Fellow blogger Tim McNally teases me sometimes about the confessional nature of my weekly blog, saying that I should pay him for the therapy session. I have always written that way. I don’t know how else to write.
I don’t mind oversharing the details of my personal life. I don’t know if it’s just habit – I come from a family of Southern Gothic characters with no boundaries at all – or a particular lack of decorum and/or self-consciousness, but I really don’t have a strong sense of privacy.
I was recently regaling my coworkers with stories of my dad’s crazy fifth ex-wife, and I said, “Yeah, I know I didn’t exactly tell these stories at the job interview, but …” and one of my coworkers cut me off and said, “Actually, you did …”

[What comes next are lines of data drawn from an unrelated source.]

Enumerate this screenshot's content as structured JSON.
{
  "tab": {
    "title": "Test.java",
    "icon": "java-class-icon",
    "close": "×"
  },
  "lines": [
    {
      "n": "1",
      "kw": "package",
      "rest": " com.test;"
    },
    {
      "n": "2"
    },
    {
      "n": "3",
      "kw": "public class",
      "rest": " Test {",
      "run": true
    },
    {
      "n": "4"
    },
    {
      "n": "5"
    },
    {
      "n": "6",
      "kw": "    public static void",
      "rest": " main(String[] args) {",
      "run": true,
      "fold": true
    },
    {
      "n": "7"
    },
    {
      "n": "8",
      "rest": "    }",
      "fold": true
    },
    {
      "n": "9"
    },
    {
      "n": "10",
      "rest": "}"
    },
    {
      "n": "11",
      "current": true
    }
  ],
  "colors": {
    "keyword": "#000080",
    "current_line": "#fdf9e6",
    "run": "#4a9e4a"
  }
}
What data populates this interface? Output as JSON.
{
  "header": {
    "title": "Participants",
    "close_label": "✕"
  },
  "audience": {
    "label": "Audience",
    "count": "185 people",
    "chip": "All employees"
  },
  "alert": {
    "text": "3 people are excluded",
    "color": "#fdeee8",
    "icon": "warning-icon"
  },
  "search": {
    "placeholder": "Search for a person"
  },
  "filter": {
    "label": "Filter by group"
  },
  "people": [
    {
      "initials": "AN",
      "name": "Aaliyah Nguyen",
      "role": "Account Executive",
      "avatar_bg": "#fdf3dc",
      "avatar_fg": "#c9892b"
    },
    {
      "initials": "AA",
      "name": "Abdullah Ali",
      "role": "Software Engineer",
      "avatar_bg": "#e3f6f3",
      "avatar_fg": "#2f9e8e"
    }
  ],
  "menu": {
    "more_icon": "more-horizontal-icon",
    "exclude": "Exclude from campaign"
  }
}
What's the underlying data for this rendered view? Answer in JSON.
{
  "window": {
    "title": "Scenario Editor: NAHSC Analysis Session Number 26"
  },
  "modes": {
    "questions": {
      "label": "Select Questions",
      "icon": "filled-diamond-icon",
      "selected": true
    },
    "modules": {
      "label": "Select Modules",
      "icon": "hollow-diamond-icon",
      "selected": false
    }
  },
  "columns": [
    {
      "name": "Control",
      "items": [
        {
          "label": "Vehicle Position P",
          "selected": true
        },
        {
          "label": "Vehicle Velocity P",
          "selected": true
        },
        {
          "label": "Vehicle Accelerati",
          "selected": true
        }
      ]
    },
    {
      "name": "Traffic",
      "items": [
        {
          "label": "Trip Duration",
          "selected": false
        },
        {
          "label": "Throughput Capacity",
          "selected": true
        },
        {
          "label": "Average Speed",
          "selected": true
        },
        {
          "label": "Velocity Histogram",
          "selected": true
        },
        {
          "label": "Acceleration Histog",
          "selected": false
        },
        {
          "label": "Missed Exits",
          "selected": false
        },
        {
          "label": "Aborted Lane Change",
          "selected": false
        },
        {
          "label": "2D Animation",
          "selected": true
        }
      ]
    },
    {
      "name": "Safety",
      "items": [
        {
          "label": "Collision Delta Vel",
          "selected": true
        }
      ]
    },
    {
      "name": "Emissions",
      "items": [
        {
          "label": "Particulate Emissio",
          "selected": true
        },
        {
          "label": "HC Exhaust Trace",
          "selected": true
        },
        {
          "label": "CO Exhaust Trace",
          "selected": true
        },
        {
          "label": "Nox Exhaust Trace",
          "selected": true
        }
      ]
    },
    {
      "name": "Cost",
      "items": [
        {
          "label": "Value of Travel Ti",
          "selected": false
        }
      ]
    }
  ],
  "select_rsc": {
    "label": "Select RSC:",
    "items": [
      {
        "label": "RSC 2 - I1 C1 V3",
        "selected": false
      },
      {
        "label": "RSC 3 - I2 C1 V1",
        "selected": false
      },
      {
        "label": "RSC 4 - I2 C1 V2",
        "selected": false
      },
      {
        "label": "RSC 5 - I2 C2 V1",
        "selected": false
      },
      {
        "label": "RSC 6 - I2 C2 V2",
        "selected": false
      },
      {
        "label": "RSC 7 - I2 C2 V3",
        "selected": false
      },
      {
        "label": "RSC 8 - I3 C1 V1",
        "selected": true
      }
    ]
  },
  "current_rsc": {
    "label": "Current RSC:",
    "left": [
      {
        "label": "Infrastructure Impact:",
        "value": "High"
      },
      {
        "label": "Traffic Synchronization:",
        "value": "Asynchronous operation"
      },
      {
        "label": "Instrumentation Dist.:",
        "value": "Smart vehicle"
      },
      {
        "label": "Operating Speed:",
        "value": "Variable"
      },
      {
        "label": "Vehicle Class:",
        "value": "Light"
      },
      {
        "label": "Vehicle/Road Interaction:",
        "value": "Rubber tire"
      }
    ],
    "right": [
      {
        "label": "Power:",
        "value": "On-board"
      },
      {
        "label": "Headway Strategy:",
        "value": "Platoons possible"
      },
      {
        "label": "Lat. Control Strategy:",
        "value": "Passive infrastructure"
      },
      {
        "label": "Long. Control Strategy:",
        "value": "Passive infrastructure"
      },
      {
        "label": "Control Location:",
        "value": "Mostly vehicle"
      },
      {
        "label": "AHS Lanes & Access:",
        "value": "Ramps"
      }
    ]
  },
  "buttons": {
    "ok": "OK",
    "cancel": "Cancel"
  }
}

Oops. The truth is even though I have a basic understanding of professionalism in theory, I have zero ability to actually not tell people about my ex-stepmom, the dog-hoarding interpretive dancer, in a job interview.
I openly admit to my many neuroses, flaws and phobias, both here and in real life. I definitely struggle with anxiety, and I worry about the effect it has on Ruby, who has by now adopted the after-school routine of climbing into her booster, buckling her seat belt, spraying her hands with the special-ordered sanitizer I pass back to her and then telling me if any kids in her class were absent or went home sick.
On Tuesday, she told me that James had thrown up on the alphabet rug – “on the Q,” she said, “so don’t worry because I sit on the C, which is nowhere near the Q.”
And she knew without asking that I was going to ask her to leave her shoes outside on the porch so she wouldn’t potentially track norovirus into the house.
I feel a little sheepish about making her conform to my intense germ-phobia, but she is fascinated by germs, viruses and pandemics, so maybe there’s an upside to it? And every mom is crazy about something, or at least that’s what I tell myself.
But more than the effect that my compulsive sanitizing has on Ruby, I am starting to worry about the effect that my oversharing might have on her privacy. I make my own decisions about my own oversharing, but I also make decisions about what I share about Ruby. And Ruby, unlike me, actually is kind of a private person.
Last week, my mom read Ruby part of my blog, and Ruby took me to task for it. “I did not get the front of my shirt wet!” she said indignantly. (She did, though.) “And I don’t think you should have told everybody that I left the noodles in the bottom of the pot! I tried to get that noodle out! It was just stuck!”
I apologized to her, and I told her I would try to get her permission in the future for anything I write here or post on Facebook.
For so long, I have been very eager for Ruby to start reading fluently. Except now it is slowly dawning on me that her reading means that she will be able to read what I am writing. And that means I will have to respect her privacy a lot more than I respect my own.